Title:Sampling permutations satisfying constraints within the lopsided local lemma regime

Abstract:Sampling a random permutation with restricted positions, or equivalently approximating the permanent of a 0-1 matrix, is a fundamental problem in computer science, with several notable results achieved over the years. However, existing algorithms typically exhibit high computational complexity. Achieving the optimal running time remains elusive, even for nontrivial subsets of the problem. Furthermore, existing algorithms primarily focus on a single permutation, leaving many combinatorial problems involving multiple constrained permutations unaddressed.

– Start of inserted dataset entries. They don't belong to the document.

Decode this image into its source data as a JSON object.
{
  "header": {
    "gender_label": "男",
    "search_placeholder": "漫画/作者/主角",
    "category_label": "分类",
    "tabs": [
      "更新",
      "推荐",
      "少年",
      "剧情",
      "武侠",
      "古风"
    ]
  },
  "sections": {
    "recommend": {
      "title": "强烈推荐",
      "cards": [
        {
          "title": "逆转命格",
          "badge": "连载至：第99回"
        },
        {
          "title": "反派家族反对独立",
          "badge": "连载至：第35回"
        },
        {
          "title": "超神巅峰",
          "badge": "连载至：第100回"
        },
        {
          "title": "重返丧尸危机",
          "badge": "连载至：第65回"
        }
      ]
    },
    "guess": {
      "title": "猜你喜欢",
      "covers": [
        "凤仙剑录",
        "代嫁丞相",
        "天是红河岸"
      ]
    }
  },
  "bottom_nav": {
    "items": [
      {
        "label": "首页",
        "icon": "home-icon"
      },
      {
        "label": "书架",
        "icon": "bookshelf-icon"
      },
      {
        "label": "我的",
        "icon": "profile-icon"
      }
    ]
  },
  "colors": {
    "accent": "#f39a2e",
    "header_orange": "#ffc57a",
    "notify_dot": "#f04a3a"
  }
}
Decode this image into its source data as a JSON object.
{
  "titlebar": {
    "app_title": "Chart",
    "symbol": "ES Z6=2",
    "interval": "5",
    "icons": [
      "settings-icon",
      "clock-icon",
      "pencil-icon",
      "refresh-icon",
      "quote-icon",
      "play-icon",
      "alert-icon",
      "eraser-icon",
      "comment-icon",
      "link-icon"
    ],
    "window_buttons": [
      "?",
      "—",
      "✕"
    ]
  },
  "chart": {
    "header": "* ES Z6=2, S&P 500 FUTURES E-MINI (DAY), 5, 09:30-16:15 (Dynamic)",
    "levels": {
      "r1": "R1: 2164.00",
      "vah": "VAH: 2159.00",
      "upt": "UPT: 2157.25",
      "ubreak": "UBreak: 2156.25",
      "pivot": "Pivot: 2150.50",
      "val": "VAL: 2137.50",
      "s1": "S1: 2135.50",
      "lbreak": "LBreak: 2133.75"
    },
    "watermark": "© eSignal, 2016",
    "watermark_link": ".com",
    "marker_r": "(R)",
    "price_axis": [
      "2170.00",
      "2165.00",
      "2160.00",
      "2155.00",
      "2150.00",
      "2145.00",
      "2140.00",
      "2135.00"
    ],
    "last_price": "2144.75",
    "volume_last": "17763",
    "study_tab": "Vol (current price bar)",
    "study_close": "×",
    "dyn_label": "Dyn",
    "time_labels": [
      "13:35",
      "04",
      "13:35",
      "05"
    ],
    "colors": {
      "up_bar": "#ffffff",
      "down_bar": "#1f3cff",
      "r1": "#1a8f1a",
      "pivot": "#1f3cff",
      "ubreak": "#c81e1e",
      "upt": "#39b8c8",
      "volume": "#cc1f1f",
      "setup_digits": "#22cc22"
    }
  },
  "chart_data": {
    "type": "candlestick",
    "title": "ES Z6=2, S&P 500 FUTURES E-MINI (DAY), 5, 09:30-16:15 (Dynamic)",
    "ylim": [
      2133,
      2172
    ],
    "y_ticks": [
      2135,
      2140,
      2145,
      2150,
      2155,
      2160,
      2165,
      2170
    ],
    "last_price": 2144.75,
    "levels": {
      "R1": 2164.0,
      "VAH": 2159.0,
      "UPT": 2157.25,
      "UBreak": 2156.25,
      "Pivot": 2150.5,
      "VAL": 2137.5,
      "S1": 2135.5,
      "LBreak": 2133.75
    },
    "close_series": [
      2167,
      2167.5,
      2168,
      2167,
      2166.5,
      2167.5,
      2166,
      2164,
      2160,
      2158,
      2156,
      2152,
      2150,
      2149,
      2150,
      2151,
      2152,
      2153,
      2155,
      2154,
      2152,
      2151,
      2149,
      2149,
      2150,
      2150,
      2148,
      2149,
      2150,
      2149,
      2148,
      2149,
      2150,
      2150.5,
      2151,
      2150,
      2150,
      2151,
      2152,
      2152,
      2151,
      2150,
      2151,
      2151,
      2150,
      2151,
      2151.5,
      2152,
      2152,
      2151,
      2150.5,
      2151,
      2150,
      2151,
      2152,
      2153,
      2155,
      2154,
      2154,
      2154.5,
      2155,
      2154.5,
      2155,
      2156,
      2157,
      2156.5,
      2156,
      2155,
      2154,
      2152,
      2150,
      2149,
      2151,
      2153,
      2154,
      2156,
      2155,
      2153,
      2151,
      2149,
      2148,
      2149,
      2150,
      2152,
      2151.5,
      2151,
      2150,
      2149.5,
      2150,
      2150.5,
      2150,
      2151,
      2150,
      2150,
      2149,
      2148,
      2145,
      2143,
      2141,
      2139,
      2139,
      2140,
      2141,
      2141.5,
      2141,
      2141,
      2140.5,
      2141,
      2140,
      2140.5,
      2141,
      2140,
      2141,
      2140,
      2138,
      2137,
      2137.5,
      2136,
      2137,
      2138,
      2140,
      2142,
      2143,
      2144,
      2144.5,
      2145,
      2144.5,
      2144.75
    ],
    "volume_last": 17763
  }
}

For a single permutation, we achieve the optimal running time $O(n^2)$ for approximating the permanent of a very dense $n \times n$ 0-1 matrix, where each row and column contains at most $\sqrt{(n-2)/20}$ zeros. This result serves as a fundamental building block in our sampling algorithm for multiple permutations.

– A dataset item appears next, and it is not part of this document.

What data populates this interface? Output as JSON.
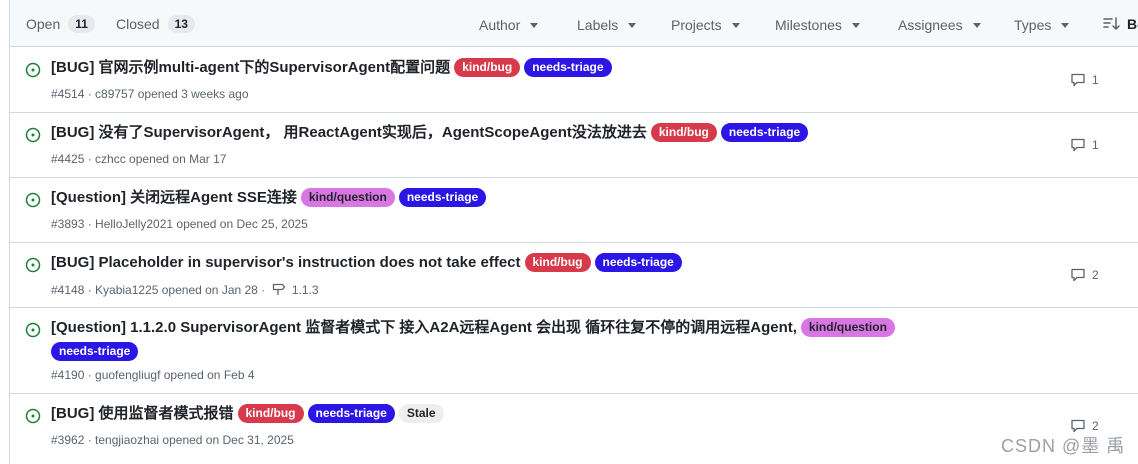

We further introduce a general model called permutations with disjunctive constraints (PDC) for handling multiple constrained permutations. We propose a novel Markov chain-based algorithm for sampling nearly uniform solutions of PDC within a lopsided Lovász Local Lemma (LLL) regime. For uniform PDC formulas, where all constraints are of the same width and all permutations are of the same size, our algorithm runs in nearly linear time with respect to the number of variables.

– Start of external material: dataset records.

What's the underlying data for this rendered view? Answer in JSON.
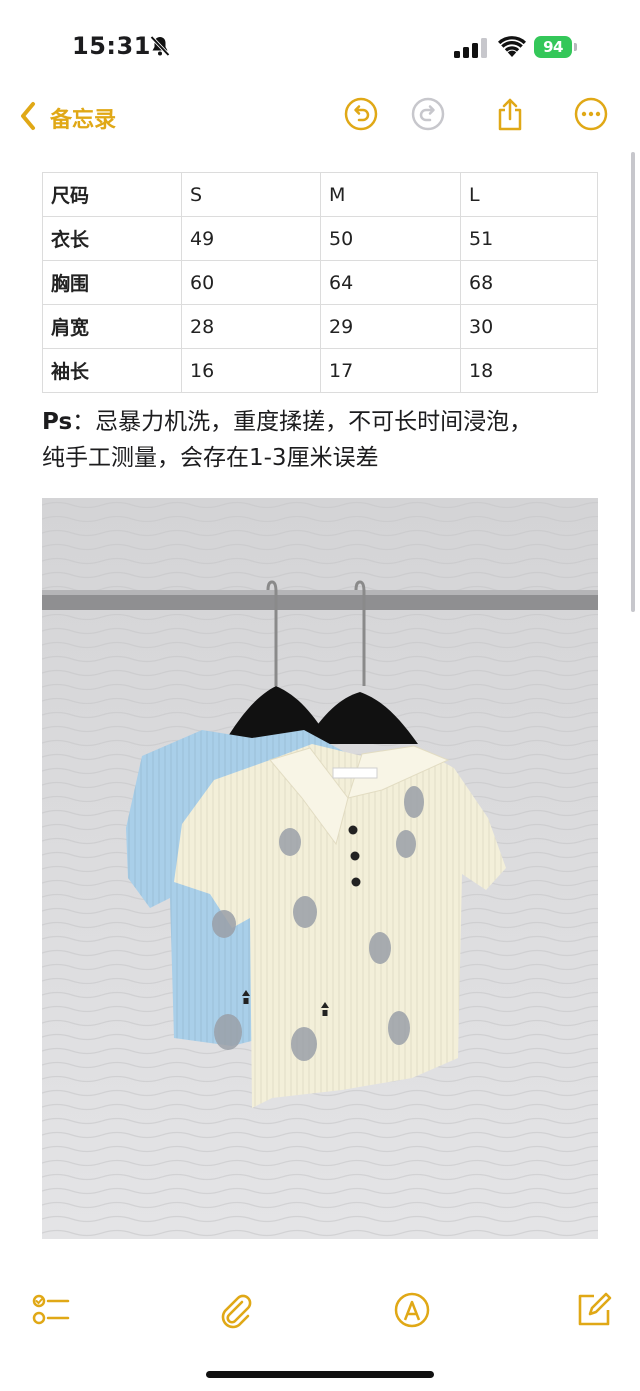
{
  "status_bar": {
    "time": "15:31",
    "battery_percent": "94",
    "icons": [
      "bell-slash-icon",
      "cellular-signal-icon",
      "wifi-icon",
      "battery-charging-icon"
    ]
  },
  "nav": {
    "back_label": "备忘录",
    "icons": [
      "chevron-left-icon",
      "undo-icon",
      "redo-icon",
      "share-icon",
      "more-icon"
    ]
  },
  "size_table": {
    "header": [
      "尺码",
      "S",
      "M",
      "L"
    ],
    "rows": [
      [
        "衣长",
        "49",
        "50",
        "51"
      ],
      [
        "胸围",
        "60",
        "64",
        "68"
      ],
      [
        "肩宽",
        "28",
        "29",
        "30"
      ],
      [
        "袖长",
        "16",
        "17",
        "18"
      ]
    ]
  },
  "note": {
    "prefix": "Ps",
    "line1": "：忌暴力机洗，重度揉搓，不可长时间浸泡，",
    "line2": "纯手工测量，会存在1-3厘米误差"
  },
  "photo": {
    "subject": "two-knit-polo-tops-on-hangers",
    "colors": {
      "blue_top": "#a9cfe9",
      "cream_top": "#f3efd9",
      "wall": "#d9d9d9",
      "rail": "#9a9a9a"
    }
  },
  "toolbar": {
    "icons": [
      "checklist-icon",
      "paperclip-icon",
      "markup-pen-icon",
      "compose-icon"
    ]
  },
  "accent_color": "#e0a816"
}
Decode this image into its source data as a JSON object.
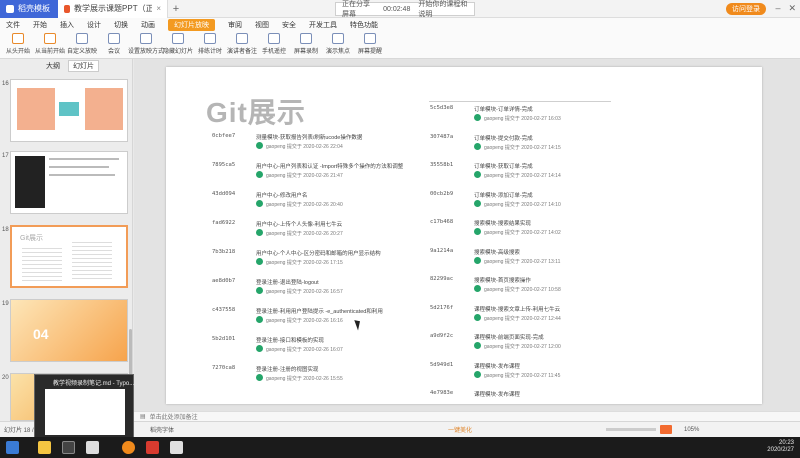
{
  "titlebar": {
    "home_tab": "稻壳模板",
    "doc_tab": "教学展示课题PPT（正文稿）",
    "meeting_label": "正在分享屏幕",
    "meeting_time": "00:02:48",
    "meeting_action": "开始你的课程和说明",
    "login_button": "访问登录"
  },
  "menu": [
    "文件",
    "开始",
    "插入",
    "设计",
    "切换",
    "动画",
    "幻灯片放映",
    "审阅",
    "视图",
    "安全",
    "开发工具",
    "特色功能"
  ],
  "menu_active": "幻灯片放映",
  "ribbon": [
    "从头开始",
    "从当前开始",
    "自定义放映",
    "会议",
    "设置放映方式",
    "隐藏幻灯片",
    "排练计时",
    "演讲者备注",
    "手机遥控",
    "屏幕录制",
    "演示焦点",
    "屏幕提醒"
  ],
  "left_panel": {
    "tabs": [
      "大纲",
      "幻灯片"
    ],
    "slide_numbers": [
      "16",
      "17",
      "18",
      "19",
      "20"
    ]
  },
  "slide": {
    "title": "Git展示",
    "left_commits": [
      {
        "hash": "0cbfee7",
        "msg": "测量模块-获取报告列表/刷新ucode操作数据",
        "meta": "gaopeng 提交于 2020-02-26 22:04"
      },
      {
        "hash": "7895ca5",
        "msg": "用户中心-用户列表和认证 -Import特殊多个操作的方法和调整",
        "meta": "gaopeng 提交于 2020-02-26 21:47"
      },
      {
        "hash": "43dd094",
        "msg": "用户中心-修改用户名",
        "meta": "gaopeng 提交于 2020-02-26 20:40"
      },
      {
        "hash": "fad6922",
        "msg": "用户中心-上传个人头像-利用七牛云",
        "meta": "gaopeng 提交于 2020-02-26 20:27"
      },
      {
        "hash": "7b3b218",
        "msg": "用户中心-个人中心-区分密码和邮箱的用户显示结构",
        "meta": "gaopeng 提交于 2020-02-26 17:15"
      },
      {
        "hash": "ae8d0b7",
        "msg": "登录注册-退出登陆-logout",
        "meta": "gaopeng 提交于 2020-02-26 16:57"
      },
      {
        "hash": "c437558",
        "msg": "登录注册-利用用户登陆提示 -e_authenticated和利用",
        "meta": "gaopeng 提交于 2020-02-26 16:16"
      },
      {
        "hash": "5b2d101",
        "msg": "登录注册-接口和模板的实现",
        "meta": "gaopeng 提交于 2020-02-26 16:07"
      },
      {
        "hash": "7270ca8",
        "msg": "登录注册-注册的视图实现",
        "meta": "gaopeng 提交于 2020-02-26 15:55"
      }
    ],
    "right_commits": [
      {
        "hash": "5c5d3e8",
        "msg": "订单模块-订单详情-完成",
        "meta": "gaopeng 提交于 2020-02-27 16:03"
      },
      {
        "hash": "307487a",
        "msg": "订单模块-提交付款-完成",
        "meta": "gaopeng 提交于 2020-02-27 14:15"
      },
      {
        "hash": "35558b1",
        "msg": "订单模块-获取订单-完成",
        "meta": "gaopeng 提交于 2020-02-27 14:14"
      },
      {
        "hash": "00cb2b9",
        "msg": "订单模块-添加订单-完成",
        "meta": "gaopeng 提交于 2020-02-27 14:10"
      },
      {
        "hash": "c17b468",
        "msg": "搜索模块-搜索结果实现",
        "meta": "gaopeng 提交于 2020-02-27 14:02"
      },
      {
        "hash": "9a1214a",
        "msg": "搜索模块-高级搜索",
        "meta": "gaopeng 提交于 2020-02-27 13:11"
      },
      {
        "hash": "82299ac",
        "msg": "搜索模块-首页搜索操作",
        "meta": "gaopeng 提交于 2020-02-27 10:58"
      },
      {
        "hash": "5d2176f",
        "msg": "课程模块-搜索文章上传-利用七牛云",
        "meta": "gaopeng 提交于 2020-02-27 12:44"
      },
      {
        "hash": "a9d9f2c",
        "msg": "课程模块-前端页面实现-完成",
        "meta": "gaopeng 提交于 2020-02-27 12:00"
      },
      {
        "hash": "5d949d1",
        "msg": "课程模块-发布课程",
        "meta": "gaopeng 提交于 2020-02-27 11:45"
      },
      {
        "hash": "4e7983e",
        "msg": "课程模块-发布课程",
        "meta": ""
      }
    ]
  },
  "notes_placeholder": "单击此处添加备注",
  "status": {
    "slide_counter": "幻灯片 18 / 20",
    "theme": "稻壳字体",
    "beautify": "一键美化",
    "zoom": "105%"
  },
  "preview_title": "教学视频录制笔记.md - Typo...",
  "clock": {
    "time": "20:23",
    "date": "2020/2/27"
  }
}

Previous approaches for sampling LLL relied on the variable model. In contrast, the sampling problem of PDC encounters a fundamental challenge: the random variables within each permutation in the joint probability space are not mutually independent, leading to long-range correlations. To tackle this challenge, we introduce a novel sampling framework called correlated factorization and a new concept in the path coupling analysis, termed the inactive vertex.